- Date: August 6–12
- Edition: 2nd
- Category: Tier IV
- Draw: 32S / 16D
- Prize money: $150,000
- Surface: Hard / outdoor
- Location: Albuquerque, New Mexico, United States

Champions

Singles
- Jana Novotná

Doubles
- Meredith McGrath / Anne Smith
| Virginia Slims of Albuquerque |

= 1990 Virginia Slims of Albuquerque =

The 1990 Virginia Slims of Albuquerque was a women's tennis tournament played on outdoor hard courts in Albuquerque, New Mexico, in the United States that was part of the Tier IV category of the 1990 WTA Tour.
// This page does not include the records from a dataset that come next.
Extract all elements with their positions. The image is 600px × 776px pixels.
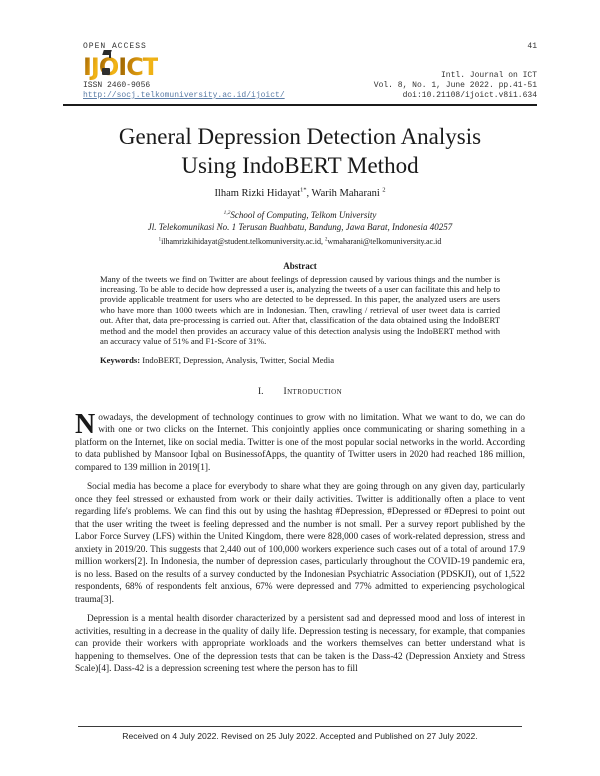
author-1-name: Ilham Rizki Hidayat (214, 188, 301, 199)
logo-text-ict: ICT (118, 53, 159, 81)
affiliation-block: 1,2School of Computing, Telkom Universit… (0, 210, 600, 248)
affiliation-address: Jl. Telekomunikasi No. 1 Terusan Buahbat… (147, 221, 453, 232)
logo-monitor-icon (101, 68, 110, 75)
logo-text-ij: IJ (83, 53, 100, 81)
author-2-name: Warih Maharani (311, 188, 383, 199)
affiliation-institution: 1,2School of Computing, Telkom Universit… (0, 210, 600, 222)
open-access-label: OPEN ACCESS (83, 42, 147, 51)
page-title: General Depression Detection Analysis Us… (60, 122, 540, 180)
author-1-superscript: 1* (300, 186, 307, 194)
section-number: I. (257, 386, 264, 397)
authors-separator: , (306, 188, 312, 199)
abstract-heading: Abstract (283, 260, 317, 271)
journal-header: OPEN ACCESS IJO ICT ISSN 2460-9056 http:/… (63, 42, 537, 101)
received-footer: Received on 4 July 2022. Revised on 25 J… (78, 726, 522, 741)
keywords-list: IndoBERT, Depression, Analysis, Twitter,… (140, 355, 335, 366)
header-divider (63, 104, 537, 106)
dropcap-letter: N (75, 408, 96, 440)
institution-name: School of Computing, Telkom University (230, 210, 377, 220)
section-heading-introduction: I. Introduction (0, 387, 600, 397)
volume-info: Vol. 8, No. 1, June 2022. pp.41-51 (373, 81, 537, 90)
journal-url-link[interactable]: http://socj.telkomuniversity.ac.id/ijoic… (83, 91, 285, 100)
title-line-1: General Depression Detection Analysis (118, 124, 482, 149)
abstract-body: Many of the tweets we find on Twitter ar… (100, 273, 500, 346)
journal-logo: IJO ICT (83, 50, 159, 81)
received-dates: Received on 4 July 2022. Revised on 25 J… (122, 731, 478, 741)
intro-paragraph-1-text: owadays, the development of technology c… (75, 412, 525, 473)
email-2: wmaharani@telkomuniversity.ac.id (327, 237, 442, 246)
header-right: 41 Intl. Journal on ICT Vol. 8, No. 1, J… (374, 42, 537, 101)
page-number: 41 (527, 42, 537, 51)
email-separator: , (320, 237, 325, 246)
journal-name: Intl. Journal on ICT (440, 71, 537, 80)
author-2-superscript: 2 (382, 186, 386, 194)
keywords-label: Keywords: (100, 355, 141, 366)
author-emails: 1ilhamrizkihidayat@student.telkomunivers… (0, 236, 600, 248)
intro-paragraph-3: Depression is a mental health disorder c… (75, 614, 525, 675)
authors-line: Ilham Rizki Hidayat1*, Warih Maharani 2 (0, 186, 600, 199)
doi-label: doi:10.21108/ijoict.v8i1.634 (402, 91, 537, 100)
keywords-line: Keywords: IndoBERT, Depression, Analysis… (100, 355, 500, 365)
issn-label: ISSN 2460-9056 (83, 81, 151, 90)
abstract-section: Abstract Many of the tweets we find on T… (100, 261, 500, 366)
journal-info: Intl. Journal on ICT Vol. 8, No. 1, June… (374, 71, 537, 101)
header-left: OPEN ACCESS IJO ICT ISSN 2460-9056 http:/… (63, 42, 285, 101)
logo-tassel-stem-icon (108, 53, 111, 58)
title-line-2: Using IndoBERT Method (181, 153, 419, 178)
section-title: Introduction (283, 386, 343, 397)
email-2-superscript: 2 (324, 237, 328, 243)
affiliation-superscript: 1,2 (223, 210, 231, 216)
intro-paragraph-2: Social media has become a place for ever… (75, 482, 525, 605)
email-1: ilhamrizkihidayat@student.telkomuniversi… (161, 237, 321, 246)
email-1-superscript: 1 (158, 237, 162, 243)
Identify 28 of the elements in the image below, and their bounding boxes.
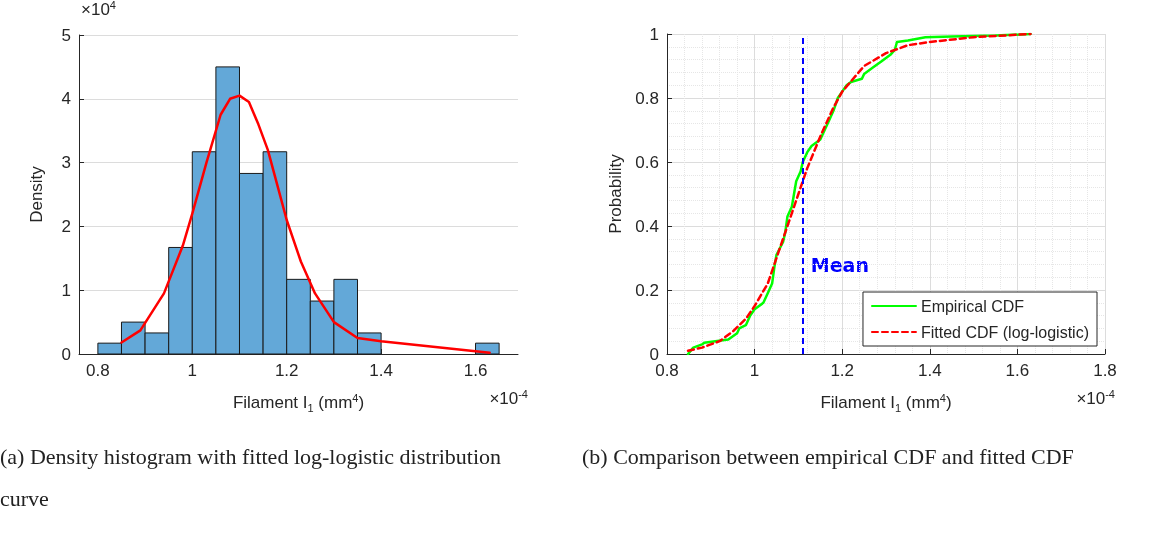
y-tick-label: 0.2: [635, 280, 659, 300]
y-tick-label: 5: [61, 25, 71, 45]
x-tick-label: 1.2: [830, 361, 855, 380]
y-axis-title: Probability: [606, 153, 626, 234]
text: (a) Density histogram with fitted log-logistic distribution curve: [0, 443, 503, 513]
x-tick-label: 1: [187, 361, 198, 380]
y-tick-label: 0: [61, 344, 71, 364]
text: (b) Comparison between empirical CDF and fitted CDF: [582, 443, 1075, 471]
legend-label: Fitted CDF (log-logistic): [920, 323, 1089, 341]
y-tick-label: 1: [649, 24, 659, 44]
y-tick-label: 3: [61, 153, 71, 173]
x-tick-label: 1.4: [369, 361, 393, 380]
x-tick-label: 1.6: [463, 361, 488, 380]
y-tick-label: 0.4: [635, 216, 659, 236]
y-tick-label: 0: [649, 344, 659, 364]
y-tick-label: 0.6: [635, 152, 659, 172]
y-tick-label: 2: [61, 216, 71, 236]
legend-label: Empirical CDF: [920, 297, 1025, 315]
y-axis-title: Density: [27, 165, 46, 223]
x-tick-label: 1.8: [1093, 361, 1117, 380]
y-tick-label: 1: [61, 280, 71, 300]
x-tick-label: 1.2: [274, 361, 299, 380]
x-tick-label: 1.4: [917, 361, 942, 380]
x-tick-label: 1.6: [1005, 361, 1030, 380]
y-tick-label: 0.8: [635, 88, 659, 108]
y-tick-label: 4: [61, 89, 71, 109]
x-tick-label: 1: [749, 361, 760, 380]
x-tick-label: 0.8: [86, 361, 110, 380]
It was the second edition of the tournament and was held from August 6 through August 12, 1990. First-seeded Jana Novotná won the singles title.

==Finals==
===Singles===

TCH Jana Novotná defeated PER Laura Gildemeister 6–4, 6–4
- It was Novotná's only singles title of the year and the 3rd of her career.

===Doubles===

USA Meredith McGrath / USA Anne Smith defeated USA Peanut Louie Harper / USA Wendy White 7–6^{(7–2)}, 6–4
- It was McGrath's 2nd doubles title of the year and the 4th of her career. It was Smith's 2nd doubles title of the year and the 30th of her career.